Has someone been overtaken in a fault? The message of the prophets is that such a one should be “restored” in the spirit of meekness. “Bear ye one another’s burdens, and so fulfill the law of Christ.” (Gal. 6:2.)

There is another principle of living that the apostles and prophets knew well. They were men, sometimes rather ordinary men, charged with an extraordinary mission and the responsibility to grow into capacity to fill it. There were extraordinary demands made upon them. Having come from different backgrounds they did not always function out of the same base of experience, and it was necessary for them to listen and learn. To them and all who should hear and follow them came the message to the Hebrews:

“Follow peace with all men, and holiness, without which no man shall see the Lord:

“Looking diligently lest any man fail of the grace of God; lest any root of bitterness springing up trouble you, and thereby many be defiled.” (Heb. 12:14–15.)

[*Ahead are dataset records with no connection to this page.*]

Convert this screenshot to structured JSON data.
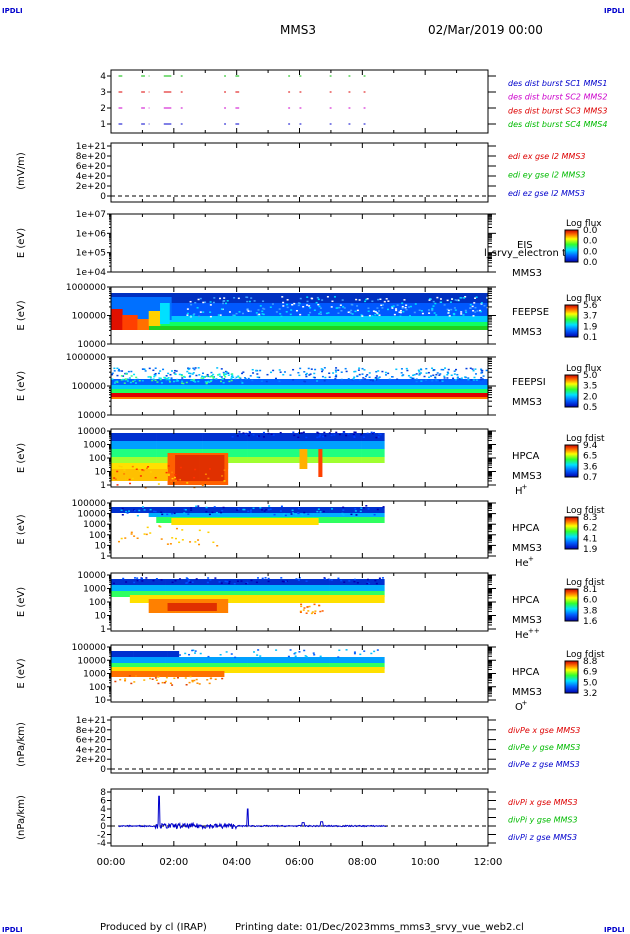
{
  "header": {
    "corner_tl": "IPDLI",
    "corner_tr": "IPDLI",
    "corner_bl": "IPDLI",
    "corner_br": "IPDLI",
    "title": "MMS3",
    "date": "02/Mar/2019 00:00"
  },
  "footer": {
    "produced": "Produced by cl (IRAP)",
    "printing": "Printing date: 01/Dec/2023",
    "file": "mms_mms3_srvy_vue_web2.cl"
  },
  "colors": {
    "red": "#dd0000",
    "green": "#00bb00",
    "blue": "#0000cc",
    "magenta": "#cc00cc"
  },
  "chart_data": {
    "type": "heatmap",
    "x_ticks": [
      "00:00",
      "02:00",
      "04:00",
      "06:00",
      "08:00",
      "10:00",
      "12:00"
    ],
    "x_range_hours": [
      0,
      12
    ],
    "panels": [
      {
        "id": "burst",
        "ylabel": "",
        "yticks": [
          "4",
          "3",
          "2",
          "1"
        ],
        "legend": [
          {
            "text": "des dist burst SC1 MMS1",
            "color": "#0000cc"
          },
          {
            "text": "des dist burst SC2 MMS2",
            "color": "#cc00cc"
          },
          {
            "text": "des dist burst SC3 MMS3",
            "color": "#dd0000"
          },
          {
            "text": "des dist burst SC4 MMS4",
            "color": "#00bb00"
          }
        ]
      },
      {
        "id": "edi",
        "ylabel": "(mV/m)",
        "yticks": [
          "1e+21",
          "8e+20",
          "6e+20",
          "4e+20",
          "2e+20",
          "0"
        ],
        "legend": [
          {
            "text": "edi ex gse l2 MMS3",
            "color": "#dd0000"
          },
          {
            "text": "edi ey gse l2 MMS3",
            "color": "#00bb00"
          },
          {
            "text": "edi ez gse l2 MMS3",
            "color": "#0000cc"
          }
        ]
      },
      {
        "id": "eis",
        "ylabel": "E (eV)",
        "yticks": [
          "1e+07",
          "1e+06",
          "1e+05",
          "1e+04"
        ],
        "instrument": [
          "EIS",
          "MMS3"
        ],
        "overlay_label": "l_srvy_electron to",
        "cbar_title": "Log flux",
        "cbar_ticks": [
          "0.0",
          "0.0",
          "0.0",
          "0.0"
        ]
      },
      {
        "id": "feepse",
        "ylabel": "E (eV)",
        "yticks": [
          "1000000",
          "100000",
          "10000"
        ],
        "instrument": [
          "FEEPSE",
          "MMS3"
        ],
        "cbar_title": "Log flux",
        "cbar_ticks": [
          "5.6",
          "3.7",
          "1.9",
          "0.1"
        ]
      },
      {
        "id": "feepsi",
        "ylabel": "E (eV)",
        "yticks": [
          "1000000",
          "100000",
          "10000"
        ],
        "instrument": [
          "FEEPSI",
          "MMS3"
        ],
        "cbar_title": "Log flux",
        "cbar_ticks": [
          "5.0",
          "3.5",
          "2.0",
          "0.5"
        ]
      },
      {
        "id": "hpca_h",
        "ylabel": "E (eV)",
        "yticks": [
          "10000",
          "1000",
          "100",
          "10",
          "1"
        ],
        "instrument": [
          "HPCA",
          "MMS3"
        ],
        "species": "H",
        "species_sup": "+",
        "cbar_title": "Log fdist",
        "cbar_ticks": [
          "9.4",
          "6.5",
          "3.6",
          "0.7"
        ]
      },
      {
        "id": "hpca_he",
        "ylabel": "E (eV)",
        "yticks": [
          "100000",
          "10000",
          "1000",
          "100",
          "10",
          "1"
        ],
        "instrument": [
          "HPCA",
          "MMS3"
        ],
        "species": "He",
        "species_sup": "+",
        "cbar_title": "Log fdist",
        "cbar_ticks": [
          "8.3",
          "6.2",
          "4.1",
          "1.9"
        ]
      },
      {
        "id": "hpca_he2",
        "ylabel": "E (eV)",
        "yticks": [
          "10000",
          "1000",
          "100",
          "10",
          "1"
        ],
        "instrument": [
          "HPCA",
          "MMS3"
        ],
        "species": "He",
        "species_sup": "++",
        "cbar_title": "Log fdist",
        "cbar_ticks": [
          "8.1",
          "6.0",
          "3.8",
          "1.6"
        ]
      },
      {
        "id": "hpca_o",
        "ylabel": "E (eV)",
        "yticks": [
          "100000",
          "10000",
          "1000",
          "100",
          "10"
        ],
        "instrument": [
          "HPCA",
          "MMS3"
        ],
        "species": "O",
        "species_sup": "+",
        "cbar_title": "Log fdist",
        "cbar_ticks": [
          "8.8",
          "6.9",
          "5.0",
          "3.2"
        ]
      },
      {
        "id": "divpe",
        "ylabel": "(nPa/km)",
        "yticks": [
          "1e+21",
          "8e+20",
          "6e+20",
          "4e+20",
          "2e+20",
          "0"
        ],
        "legend": [
          {
            "text": "divPe x gse MMS3",
            "color": "#dd0000"
          },
          {
            "text": "divPe y gse MMS3",
            "color": "#00bb00"
          },
          {
            "text": "divPe z gse MMS3",
            "color": "#0000cc"
          }
        ]
      },
      {
        "id": "divpi",
        "ylabel": "(nPa/km)",
        "yticks": [
          "8",
          "6",
          "4",
          "2",
          "0",
          "-2",
          "-4"
        ],
        "legend": [
          {
            "text": "divPi x gse MMS3",
            "color": "#dd0000"
          },
          {
            "text": "divPi y gse MMS3",
            "color": "#00bb00"
          },
          {
            "text": "divPi z gse MMS3",
            "color": "#0000cc"
          }
        ]
      }
    ]
  }
}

There would be wrongs done and some mistakes made. Peter knew this special trial well, and we understand when he says:

“For this is thankworthy, if a man for conscience toward God endure grief, suffering wrongfully.

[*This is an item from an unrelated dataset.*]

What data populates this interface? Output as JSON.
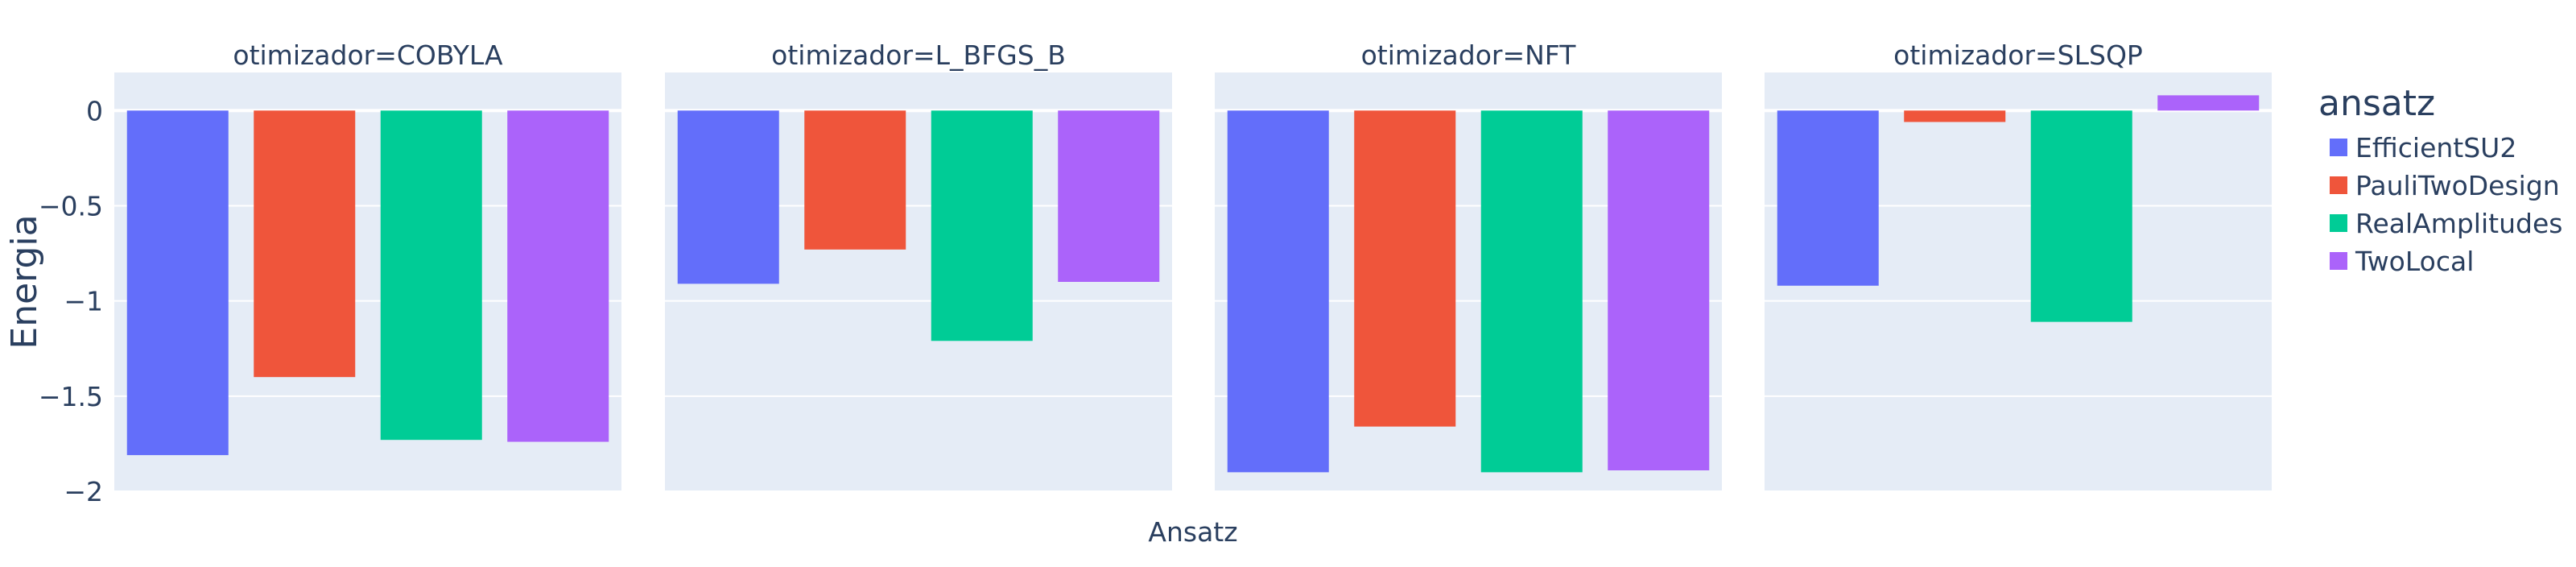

“For what glory is it, if, when ye be buffeted for your faults, ye shall take it patiently? but if, when ye do well, and suffer for it, ye take it patiently, this is acceptable with God.” (1 Pet. 2:19–20.)

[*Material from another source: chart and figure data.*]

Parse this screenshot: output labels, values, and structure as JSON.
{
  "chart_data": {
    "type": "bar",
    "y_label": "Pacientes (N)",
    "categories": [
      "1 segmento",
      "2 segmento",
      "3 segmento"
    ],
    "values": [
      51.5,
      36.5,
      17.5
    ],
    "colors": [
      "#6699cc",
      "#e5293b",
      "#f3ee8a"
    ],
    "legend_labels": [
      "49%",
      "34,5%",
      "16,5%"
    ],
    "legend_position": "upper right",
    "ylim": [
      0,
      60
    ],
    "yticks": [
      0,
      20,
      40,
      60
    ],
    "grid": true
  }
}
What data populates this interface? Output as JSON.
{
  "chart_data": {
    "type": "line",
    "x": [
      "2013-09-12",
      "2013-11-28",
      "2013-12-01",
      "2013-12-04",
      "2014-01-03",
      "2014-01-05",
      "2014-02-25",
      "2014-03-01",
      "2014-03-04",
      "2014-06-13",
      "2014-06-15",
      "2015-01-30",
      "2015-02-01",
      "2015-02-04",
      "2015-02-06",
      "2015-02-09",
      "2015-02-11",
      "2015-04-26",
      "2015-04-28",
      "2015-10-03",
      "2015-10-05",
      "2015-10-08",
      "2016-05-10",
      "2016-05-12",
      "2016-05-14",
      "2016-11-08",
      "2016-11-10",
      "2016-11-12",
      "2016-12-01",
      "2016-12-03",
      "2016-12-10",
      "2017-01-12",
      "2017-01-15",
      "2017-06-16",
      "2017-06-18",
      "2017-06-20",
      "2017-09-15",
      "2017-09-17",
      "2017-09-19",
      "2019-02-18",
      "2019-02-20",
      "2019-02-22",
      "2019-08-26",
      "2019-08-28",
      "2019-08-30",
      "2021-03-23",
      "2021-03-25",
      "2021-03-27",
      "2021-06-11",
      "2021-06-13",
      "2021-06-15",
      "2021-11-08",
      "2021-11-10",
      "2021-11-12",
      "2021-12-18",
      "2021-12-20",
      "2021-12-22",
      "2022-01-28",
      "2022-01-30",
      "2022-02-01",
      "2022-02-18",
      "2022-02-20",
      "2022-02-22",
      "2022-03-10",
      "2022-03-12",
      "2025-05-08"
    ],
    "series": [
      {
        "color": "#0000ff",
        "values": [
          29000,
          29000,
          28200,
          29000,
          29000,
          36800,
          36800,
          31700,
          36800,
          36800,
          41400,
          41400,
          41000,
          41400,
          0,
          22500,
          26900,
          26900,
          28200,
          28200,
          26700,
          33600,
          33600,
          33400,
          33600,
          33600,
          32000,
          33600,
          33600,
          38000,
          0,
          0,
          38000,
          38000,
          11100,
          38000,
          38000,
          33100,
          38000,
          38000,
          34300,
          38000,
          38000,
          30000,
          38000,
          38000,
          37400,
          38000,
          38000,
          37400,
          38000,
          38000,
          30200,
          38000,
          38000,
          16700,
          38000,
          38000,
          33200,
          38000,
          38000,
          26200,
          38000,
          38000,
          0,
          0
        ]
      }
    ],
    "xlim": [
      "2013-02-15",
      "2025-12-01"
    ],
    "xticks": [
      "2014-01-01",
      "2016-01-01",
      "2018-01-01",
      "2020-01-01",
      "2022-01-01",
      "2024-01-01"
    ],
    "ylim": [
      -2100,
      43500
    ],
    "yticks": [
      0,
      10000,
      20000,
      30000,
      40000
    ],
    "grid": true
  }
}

In the beginning of Paul’s letter to the Ephesians he said that he had heard of their “faith in the Lord Jesus, and love unto all the saints” (Eph. 1:15), and commended them. Much was expected of them now that Christ had “broken down the middle wall of partition” (Eph. 2:14) between who and what they had been and who and what they had become. Before Christ they were Gentiles, “aliens from the commonwealth of Israel, and strangers from the covenants of promise, having no hope, and without God in the world,” “far off” and walking “according to the course of this world.” (Eph. 2:12–13, 2.) God had brought them “nigh by the blood of Christ.” (Eph. 2:13.) They were no more “strangers and foreigners,” but had become “fellow citizens with the saints, and of the household of God … built upon the foundation of the apostles and prophets, Jesus Christ himself being the chief corner stone.” (Eph. 2:19–20.)

There was no more Jew and Gentile; all who had through the rich mercy and great love of God been brought to Christ were now Christians.

Something had happened! It was to be different now! They were to “walk not as other Gentiles walk, in the vanity of their mind” (Eph. 4:17), but would henceforth be expected to put away corrupt communication, lying, anger, stealing, bitterness, wrath, clamour, evil speaking, malice. They would tell the truth, labor with their own hands to earn their own way, and to share, speak that which is edifying, and be “kind one to another, tenderhearted, forgiving one another, even as God for Christ’s sake” had forgiven them. (See Eph. 4:25–32.)

As “children of light” they were to walk in “goodness and righteousness and truth,” being good husbands, wives, parents, and children. (Eph. 5:8–9; see Eph. 5:22–25; Eph. 6:1–4.)

A perusal of the Christian’s passageway seems almost too much. How can ordinary mortals walk it? If we are to regard our religion as a “packet of beliefs and practices” to be borne, it will indeed be too much. But this cannot be for the Christian. Our religion is “not weight; it is wings.” It can carry us through the dark times, the bitter cup. It will be with us in the fiery furnace and deep pit. It will accompany us to the hospital room and to the graveside. It can assure us of the presence of a captain on the rough voyage. It is, in short, not the path to easy disposition of problems but the comforting assurance of the eternal light by which we may see and the eternal warmth that we may feel. All of this comes to us through the love of Christ.

“He that saith he abideth in him ought himself also so to walk, even as he walked.” (1 Jn. 2:6.)